What you are striving to learn is how to recognize when a design is not as finalized as the client might like you to think it is. Once you become attuned to such situations, you will smell them a mile away (sometimes even during the initial phone call). You should price your work to allow for the input you will contribute. And don't be afraid, if your price is questioned, to tell the client why (tactfully, of course): "It looks like you are counting on me to resolve a lot of the design issues on this, and that takes time."
* Market: This is somewhat related to the already-covered "Type of job," but it goes deeper. After all, even public-sector, competitive bid jobs can have a wild degree of variance in terms of specifications. What we are talking about here is understanding that.
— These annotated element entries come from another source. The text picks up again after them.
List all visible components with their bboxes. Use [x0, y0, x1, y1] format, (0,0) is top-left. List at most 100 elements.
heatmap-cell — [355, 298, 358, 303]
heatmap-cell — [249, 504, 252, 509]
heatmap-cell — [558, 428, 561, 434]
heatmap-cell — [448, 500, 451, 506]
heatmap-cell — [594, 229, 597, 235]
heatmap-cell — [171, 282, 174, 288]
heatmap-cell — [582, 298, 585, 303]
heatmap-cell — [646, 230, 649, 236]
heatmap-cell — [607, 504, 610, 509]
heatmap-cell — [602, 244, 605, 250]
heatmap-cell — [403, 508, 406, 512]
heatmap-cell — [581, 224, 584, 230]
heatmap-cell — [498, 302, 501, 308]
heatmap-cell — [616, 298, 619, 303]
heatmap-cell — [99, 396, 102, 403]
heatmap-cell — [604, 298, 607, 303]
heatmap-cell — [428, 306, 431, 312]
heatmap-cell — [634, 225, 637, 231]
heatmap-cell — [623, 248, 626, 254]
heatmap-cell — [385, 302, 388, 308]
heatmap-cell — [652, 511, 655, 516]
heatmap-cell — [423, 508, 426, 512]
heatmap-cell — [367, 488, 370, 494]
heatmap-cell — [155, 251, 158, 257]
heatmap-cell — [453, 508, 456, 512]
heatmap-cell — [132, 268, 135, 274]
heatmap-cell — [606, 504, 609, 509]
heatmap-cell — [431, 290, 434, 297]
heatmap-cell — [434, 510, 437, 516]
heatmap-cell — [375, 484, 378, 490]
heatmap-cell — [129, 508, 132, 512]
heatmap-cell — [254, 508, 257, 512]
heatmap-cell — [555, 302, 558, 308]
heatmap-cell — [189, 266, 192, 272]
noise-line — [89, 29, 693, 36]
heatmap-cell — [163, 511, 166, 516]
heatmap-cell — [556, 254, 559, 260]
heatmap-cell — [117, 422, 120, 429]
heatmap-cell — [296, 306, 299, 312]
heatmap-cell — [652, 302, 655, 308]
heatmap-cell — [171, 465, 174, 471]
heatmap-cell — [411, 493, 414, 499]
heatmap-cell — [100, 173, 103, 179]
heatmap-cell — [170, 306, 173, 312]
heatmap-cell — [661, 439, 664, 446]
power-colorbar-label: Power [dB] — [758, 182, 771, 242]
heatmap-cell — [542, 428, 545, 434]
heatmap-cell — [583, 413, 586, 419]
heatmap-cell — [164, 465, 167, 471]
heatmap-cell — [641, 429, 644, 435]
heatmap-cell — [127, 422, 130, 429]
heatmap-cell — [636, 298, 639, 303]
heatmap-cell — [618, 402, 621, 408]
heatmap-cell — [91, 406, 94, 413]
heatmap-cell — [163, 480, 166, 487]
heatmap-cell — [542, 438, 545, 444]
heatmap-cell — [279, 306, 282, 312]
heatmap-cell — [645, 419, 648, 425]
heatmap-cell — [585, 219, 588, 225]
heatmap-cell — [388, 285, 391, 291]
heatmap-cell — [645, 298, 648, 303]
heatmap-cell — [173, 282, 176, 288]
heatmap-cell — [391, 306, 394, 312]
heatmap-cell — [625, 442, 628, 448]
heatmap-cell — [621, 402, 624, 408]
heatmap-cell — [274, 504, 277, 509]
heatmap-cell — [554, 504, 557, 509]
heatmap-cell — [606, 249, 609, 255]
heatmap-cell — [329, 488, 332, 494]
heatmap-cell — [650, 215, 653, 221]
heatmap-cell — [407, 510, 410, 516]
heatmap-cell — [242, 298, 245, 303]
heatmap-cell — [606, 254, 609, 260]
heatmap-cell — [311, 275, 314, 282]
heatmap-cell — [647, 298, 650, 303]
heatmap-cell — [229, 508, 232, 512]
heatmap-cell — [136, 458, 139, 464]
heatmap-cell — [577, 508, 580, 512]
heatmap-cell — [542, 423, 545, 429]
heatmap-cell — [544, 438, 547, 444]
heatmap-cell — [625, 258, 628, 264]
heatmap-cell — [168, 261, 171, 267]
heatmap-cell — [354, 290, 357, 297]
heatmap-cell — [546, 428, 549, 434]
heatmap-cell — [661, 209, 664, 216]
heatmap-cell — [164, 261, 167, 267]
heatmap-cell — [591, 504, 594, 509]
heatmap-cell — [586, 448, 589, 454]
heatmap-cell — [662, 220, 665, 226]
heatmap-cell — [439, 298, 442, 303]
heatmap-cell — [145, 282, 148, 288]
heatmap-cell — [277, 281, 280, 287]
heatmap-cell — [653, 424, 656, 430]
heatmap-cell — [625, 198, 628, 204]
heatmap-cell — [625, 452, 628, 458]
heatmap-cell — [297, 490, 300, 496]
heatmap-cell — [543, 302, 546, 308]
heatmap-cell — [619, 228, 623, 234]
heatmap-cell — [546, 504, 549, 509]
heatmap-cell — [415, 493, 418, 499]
I'm saying that a high-end job in a middle-class neighborhood is very different from one in a neighborhood where homes start in the seven figures. So know your market, and charge what it will bear.
* Economic conditions: Just as a lack of planning on the customer's part does not constitute an emergency on your part, a sluggish economy is not your doing. But that is where the similarity ends. In difficult economic times, people expect to pay less for everything than they do in robust economies. My guiding principle for margins during difficult times is this: "They are doing this job in tough times, and they are helping to keep you busy in the bargain. Cut 'em some slack."
* Quality of the work: And so we come to the biggest intangible of all. How do you put a price on your quality, compare your quality and justify your conclusions?
Put simply, you don't. The best advice here is to sell quality from the very start. This practice alone will save you untold hours of pricing work for people who can't afford you. Which is not to suggest you should be pompous or condescending - remember, these people may one day be potential customers. But if you are forthright in telling people about the high priority you place on quality, from the selection of materials to cleaning up thoroughly after your work is installed, they will often sense that you may be out of their price range.
Similarly, regular chanting of these same mantras will help you find your niche. And careful consideration of all the foregoing will help you determine how profitable that niche might be.